A Comparison of Electromagnetic Induction and Electrical Resistivity Tomography Techniques for Monitoring of Shallow Soil Moisture Dynamics

Wednesday, 17 December 2014
Anthony Lee Endres1, Cameron Toy1, Philip R Van-Lane1, Wesley J Campbell1 and Colby Michael Steelman2, (1)University of Waterloo, Waterloo, ON, Canada, (2)University of Guelph, Guelph, ON, Canada
While the capacity of both electromagnetic induction (EMI) and electrical resistivity tomography (ERT) to monitor shallow soil moisture dynamics has been extensively examined, there have been few studies comparing the results of these two techniques. These comparative studies have primarily treated ERT as the more reliable method and focussed on the potential shortcoming (i.e., calibration and stability) of EMI devices. Further, these studies have been very limited in terms of their duration and the range of soil moisture conditions observed.

Concurrent EMI and ERT surveys we acquired during a 36-month period to monitor changes in shallow moisture conditions at a clayey vineyard located in Vineland, Ontario, Canada is an excellent data set for such a comparison between these geoelectrical techniques. A wide range of soil moisture conditions were encountered during this monitoring program including wet spring and fall, dry summer, and frozen winter periods. Also, the effects of variations in hydrological processes between contrasting annual cycles (e.g., wet versus dry summer conditions) can be seen in these hydrogeophysical data. In addition, procedures were followed during the EMI data acquisition to minimize calibration and stability issues.

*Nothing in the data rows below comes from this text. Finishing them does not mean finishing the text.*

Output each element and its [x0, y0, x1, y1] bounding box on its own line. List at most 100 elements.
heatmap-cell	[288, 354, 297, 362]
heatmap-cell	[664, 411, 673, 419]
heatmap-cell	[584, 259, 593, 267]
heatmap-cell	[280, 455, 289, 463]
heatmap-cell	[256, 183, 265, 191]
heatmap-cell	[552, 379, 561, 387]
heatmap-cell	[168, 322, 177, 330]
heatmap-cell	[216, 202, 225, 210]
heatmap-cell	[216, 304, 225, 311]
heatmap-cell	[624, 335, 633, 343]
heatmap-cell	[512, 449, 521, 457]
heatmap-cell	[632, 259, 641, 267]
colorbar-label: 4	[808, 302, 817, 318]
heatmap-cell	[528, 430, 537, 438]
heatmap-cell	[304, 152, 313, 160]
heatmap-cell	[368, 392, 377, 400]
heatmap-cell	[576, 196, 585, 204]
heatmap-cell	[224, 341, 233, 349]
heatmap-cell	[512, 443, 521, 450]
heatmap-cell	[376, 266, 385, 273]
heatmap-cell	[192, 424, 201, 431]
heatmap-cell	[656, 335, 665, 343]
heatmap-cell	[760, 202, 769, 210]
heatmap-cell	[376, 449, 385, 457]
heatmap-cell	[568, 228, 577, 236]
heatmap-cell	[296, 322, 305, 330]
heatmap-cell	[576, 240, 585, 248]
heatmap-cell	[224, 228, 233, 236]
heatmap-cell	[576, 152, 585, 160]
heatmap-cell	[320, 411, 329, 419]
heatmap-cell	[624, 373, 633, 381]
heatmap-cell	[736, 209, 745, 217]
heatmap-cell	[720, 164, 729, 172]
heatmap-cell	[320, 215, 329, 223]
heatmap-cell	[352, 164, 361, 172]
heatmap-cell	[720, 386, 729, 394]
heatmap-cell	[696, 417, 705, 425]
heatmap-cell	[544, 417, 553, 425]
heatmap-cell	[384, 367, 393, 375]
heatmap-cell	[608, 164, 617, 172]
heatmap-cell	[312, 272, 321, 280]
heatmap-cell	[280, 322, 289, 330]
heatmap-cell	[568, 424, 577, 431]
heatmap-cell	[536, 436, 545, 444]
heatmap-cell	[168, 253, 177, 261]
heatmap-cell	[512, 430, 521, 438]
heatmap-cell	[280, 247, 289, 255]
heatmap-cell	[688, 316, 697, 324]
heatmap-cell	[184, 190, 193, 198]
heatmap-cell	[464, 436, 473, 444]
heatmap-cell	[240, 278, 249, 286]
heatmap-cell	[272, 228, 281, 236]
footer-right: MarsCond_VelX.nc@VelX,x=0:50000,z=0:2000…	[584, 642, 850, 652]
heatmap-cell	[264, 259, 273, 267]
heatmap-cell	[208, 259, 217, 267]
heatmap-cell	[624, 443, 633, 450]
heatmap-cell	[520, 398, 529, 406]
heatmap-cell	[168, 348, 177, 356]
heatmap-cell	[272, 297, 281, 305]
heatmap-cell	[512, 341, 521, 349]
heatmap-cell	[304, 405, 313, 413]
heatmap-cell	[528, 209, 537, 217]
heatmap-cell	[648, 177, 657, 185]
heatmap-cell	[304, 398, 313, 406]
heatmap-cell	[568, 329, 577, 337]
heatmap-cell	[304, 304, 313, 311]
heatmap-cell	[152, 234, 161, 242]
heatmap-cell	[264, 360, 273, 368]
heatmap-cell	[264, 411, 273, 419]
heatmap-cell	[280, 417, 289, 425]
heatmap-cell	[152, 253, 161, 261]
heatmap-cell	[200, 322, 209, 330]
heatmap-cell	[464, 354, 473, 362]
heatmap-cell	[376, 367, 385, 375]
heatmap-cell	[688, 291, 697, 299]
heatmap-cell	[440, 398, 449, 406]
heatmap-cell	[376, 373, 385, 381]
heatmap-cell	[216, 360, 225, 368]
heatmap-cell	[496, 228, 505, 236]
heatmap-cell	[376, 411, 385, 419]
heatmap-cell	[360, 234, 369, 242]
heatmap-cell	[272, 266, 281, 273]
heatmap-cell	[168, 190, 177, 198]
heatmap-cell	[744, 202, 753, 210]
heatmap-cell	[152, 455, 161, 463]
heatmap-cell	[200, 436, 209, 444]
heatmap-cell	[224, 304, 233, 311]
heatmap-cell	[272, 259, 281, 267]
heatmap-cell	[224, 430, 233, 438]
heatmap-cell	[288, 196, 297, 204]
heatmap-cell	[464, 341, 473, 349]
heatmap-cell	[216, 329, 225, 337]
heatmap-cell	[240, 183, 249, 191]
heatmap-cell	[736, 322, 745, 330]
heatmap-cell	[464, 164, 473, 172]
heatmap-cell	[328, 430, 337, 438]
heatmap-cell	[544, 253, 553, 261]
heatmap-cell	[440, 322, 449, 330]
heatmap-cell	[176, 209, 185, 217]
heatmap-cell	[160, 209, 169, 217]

We found very good agreement between these two geoelectrical techniques during the relatively wet conditions during fall to spring period. However, there is significant deviation between these methods during the summer period with the EMI data indicating less conductive (i.e., drier) conditions than the ERT data. This deviation is larger for the EMI horizontal dipole data, indicating that the source of this discrepancy is located in shallow near-surface. In addition, the comparison of gravimetric soil moisture measurements with both geoelectrical data sets shows a substantially better correlation between soil moisture and the EMI data, implying that there are significant limitations with the ERT technique in this application. The results of modelling and additional ERT surveys indicate that very short electrode spacings are required to adequately characterize the thin, highly resistive surface layer where desiccation cracking was observed. Hence, we have concluded that EMI methods are better suited for monitoring soil moisture dynamics in this system.